HAPPENING NOW (11.5.14): Protesters in Ferguson join the global #MillionMasksMarch, peacefully occupying their own streets and neighborhoods. Police respond by sending out dozens of riot police to block streets in residential neighborhoods.
The police in Ferguson truly believe they own the streets, not the residents/taxpayers of the city. We’re three months in, and they’ve only become more brazen. With the looming lack of indictment for Darren Wilson being announced next week, it’s clear that the police are prepared to suppress the people, by any means necessary. Even if you’ve stopped paying attention, NOW is the time to start tuning back in to Ferguson. A grave injustice is happening there, and it’s not just the death of Mike Brown.
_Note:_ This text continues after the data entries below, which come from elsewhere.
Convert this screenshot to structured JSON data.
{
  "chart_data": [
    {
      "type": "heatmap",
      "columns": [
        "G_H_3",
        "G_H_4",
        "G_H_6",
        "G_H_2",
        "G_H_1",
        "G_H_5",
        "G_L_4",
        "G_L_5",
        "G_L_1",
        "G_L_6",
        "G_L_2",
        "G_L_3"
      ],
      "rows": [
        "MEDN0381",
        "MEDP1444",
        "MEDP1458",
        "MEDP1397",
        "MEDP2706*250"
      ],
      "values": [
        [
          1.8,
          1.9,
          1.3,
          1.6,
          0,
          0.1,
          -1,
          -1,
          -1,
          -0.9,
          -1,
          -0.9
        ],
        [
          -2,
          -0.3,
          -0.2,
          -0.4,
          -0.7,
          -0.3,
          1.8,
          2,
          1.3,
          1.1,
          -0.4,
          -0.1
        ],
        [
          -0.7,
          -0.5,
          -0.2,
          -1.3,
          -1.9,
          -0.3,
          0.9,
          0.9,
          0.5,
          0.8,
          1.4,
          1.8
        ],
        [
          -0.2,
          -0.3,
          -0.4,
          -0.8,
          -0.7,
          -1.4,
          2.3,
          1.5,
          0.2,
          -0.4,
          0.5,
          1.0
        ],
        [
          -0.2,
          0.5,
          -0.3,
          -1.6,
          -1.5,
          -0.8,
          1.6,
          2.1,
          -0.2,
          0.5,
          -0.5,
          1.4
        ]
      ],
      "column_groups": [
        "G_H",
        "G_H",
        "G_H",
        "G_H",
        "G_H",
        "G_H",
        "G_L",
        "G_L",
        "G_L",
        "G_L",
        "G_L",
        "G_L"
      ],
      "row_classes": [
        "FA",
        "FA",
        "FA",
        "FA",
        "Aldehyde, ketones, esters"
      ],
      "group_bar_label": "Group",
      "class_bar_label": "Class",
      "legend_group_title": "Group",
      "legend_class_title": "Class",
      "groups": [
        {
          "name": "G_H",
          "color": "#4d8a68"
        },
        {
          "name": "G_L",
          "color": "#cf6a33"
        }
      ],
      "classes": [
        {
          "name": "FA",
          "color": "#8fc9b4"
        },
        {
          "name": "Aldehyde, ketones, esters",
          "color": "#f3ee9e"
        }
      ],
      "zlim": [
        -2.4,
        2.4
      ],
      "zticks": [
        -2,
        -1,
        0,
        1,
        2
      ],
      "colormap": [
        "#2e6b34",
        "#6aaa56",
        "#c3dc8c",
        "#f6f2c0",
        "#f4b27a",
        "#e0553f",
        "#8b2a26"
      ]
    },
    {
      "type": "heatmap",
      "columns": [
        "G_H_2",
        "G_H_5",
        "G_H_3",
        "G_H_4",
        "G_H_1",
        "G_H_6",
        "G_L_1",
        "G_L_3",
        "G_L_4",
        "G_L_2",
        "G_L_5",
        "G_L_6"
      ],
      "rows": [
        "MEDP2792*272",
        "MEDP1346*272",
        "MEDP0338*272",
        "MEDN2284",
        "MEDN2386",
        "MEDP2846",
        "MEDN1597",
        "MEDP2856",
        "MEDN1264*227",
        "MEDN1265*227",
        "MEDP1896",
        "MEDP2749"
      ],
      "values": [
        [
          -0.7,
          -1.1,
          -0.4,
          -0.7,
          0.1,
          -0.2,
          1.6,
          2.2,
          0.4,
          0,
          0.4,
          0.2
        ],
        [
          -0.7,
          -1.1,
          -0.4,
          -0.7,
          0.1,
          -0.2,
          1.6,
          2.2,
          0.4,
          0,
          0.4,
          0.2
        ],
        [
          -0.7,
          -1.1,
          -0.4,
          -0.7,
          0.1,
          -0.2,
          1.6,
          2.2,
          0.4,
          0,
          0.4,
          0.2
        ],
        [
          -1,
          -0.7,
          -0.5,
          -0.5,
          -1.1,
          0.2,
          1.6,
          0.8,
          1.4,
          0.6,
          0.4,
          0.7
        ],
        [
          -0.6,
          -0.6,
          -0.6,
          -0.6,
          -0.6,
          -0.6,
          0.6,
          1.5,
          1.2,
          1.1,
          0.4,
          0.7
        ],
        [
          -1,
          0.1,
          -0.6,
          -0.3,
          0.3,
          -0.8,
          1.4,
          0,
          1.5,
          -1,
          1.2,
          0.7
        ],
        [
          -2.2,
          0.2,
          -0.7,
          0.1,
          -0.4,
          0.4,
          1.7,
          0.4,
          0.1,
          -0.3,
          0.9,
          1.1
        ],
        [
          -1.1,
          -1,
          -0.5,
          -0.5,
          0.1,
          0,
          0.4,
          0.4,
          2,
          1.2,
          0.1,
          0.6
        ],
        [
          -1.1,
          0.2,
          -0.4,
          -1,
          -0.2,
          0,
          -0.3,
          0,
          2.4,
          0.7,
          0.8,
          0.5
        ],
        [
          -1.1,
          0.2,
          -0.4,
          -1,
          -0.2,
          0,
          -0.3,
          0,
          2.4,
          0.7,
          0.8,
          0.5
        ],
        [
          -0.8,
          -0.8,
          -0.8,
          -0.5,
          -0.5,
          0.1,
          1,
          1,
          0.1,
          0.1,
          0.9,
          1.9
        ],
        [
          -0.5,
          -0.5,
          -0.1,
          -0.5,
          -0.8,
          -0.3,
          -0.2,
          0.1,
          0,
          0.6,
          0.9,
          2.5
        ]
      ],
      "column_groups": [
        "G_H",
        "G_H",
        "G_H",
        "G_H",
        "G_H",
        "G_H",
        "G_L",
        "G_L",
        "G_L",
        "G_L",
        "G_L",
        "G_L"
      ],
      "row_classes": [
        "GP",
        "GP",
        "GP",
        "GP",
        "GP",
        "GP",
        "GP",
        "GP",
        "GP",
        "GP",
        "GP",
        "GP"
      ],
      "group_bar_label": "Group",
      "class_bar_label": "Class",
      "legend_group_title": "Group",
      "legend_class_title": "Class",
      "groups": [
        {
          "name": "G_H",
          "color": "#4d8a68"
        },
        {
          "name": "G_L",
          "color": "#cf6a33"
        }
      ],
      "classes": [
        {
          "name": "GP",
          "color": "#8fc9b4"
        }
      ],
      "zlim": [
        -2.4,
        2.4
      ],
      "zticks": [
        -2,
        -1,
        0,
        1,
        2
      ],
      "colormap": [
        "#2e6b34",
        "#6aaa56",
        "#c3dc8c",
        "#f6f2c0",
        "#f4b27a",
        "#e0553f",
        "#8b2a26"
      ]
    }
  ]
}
This November 5th remember: “People shouldn’t be afraid of their government. Governments should be afraid of their people." #staywoke #farfromover
The fifth of November,
The Gunpowder treason and plot;
I know of no reason
Why the Gunpowder treason
Should ever be forgot!
Guy Fawkes and his companions
Did the scheme contrive,
To blow the King and Parliament
All up alive.
Threescore barrels, laid below,
To prove old England’s overthrow.
But, by God’s providence, him they catch,
With a dark lantern, lighting a match!
A stick and a stake
For King James’s sake!
If you won’t give me one,
I’ll take two,
The better for me,
And the worse for you.
A rope, a rope, to hang the Pope,
A penn'orth of cheese to choke him,
A pint of beer to wash it down,
And a jolly good fire to burn him.
Holloa, boys! holloa, boys! make the bells ring!
Holloa, boys! holloa boys! God save the King!
Hip, hip, hooor-r-r-ray!
Perhaps most widely known in America from its use in the movie V for Vendetta, versions of the above poem have been wide spread in England for centuries. They celebrate the foiling of (Catholic) Guy Fawkes’s attempt to blow up (Protestant controlled) England’s House of Parliament on November 5th, 1605. Known variously as Guy Fawkes Day,Gunpowder Treason Day, and Fireworks Night, the November 5th celebrations in some time periods included the burning of the Pope or Guy Fawkes in effigy.
“Noise is relative to the silence preceding it. The more absolute the hush, the more shocking the thunderclap. Our masters have not heard the peoples voice for generations, Evey and it is much, much louder than they care to remember.”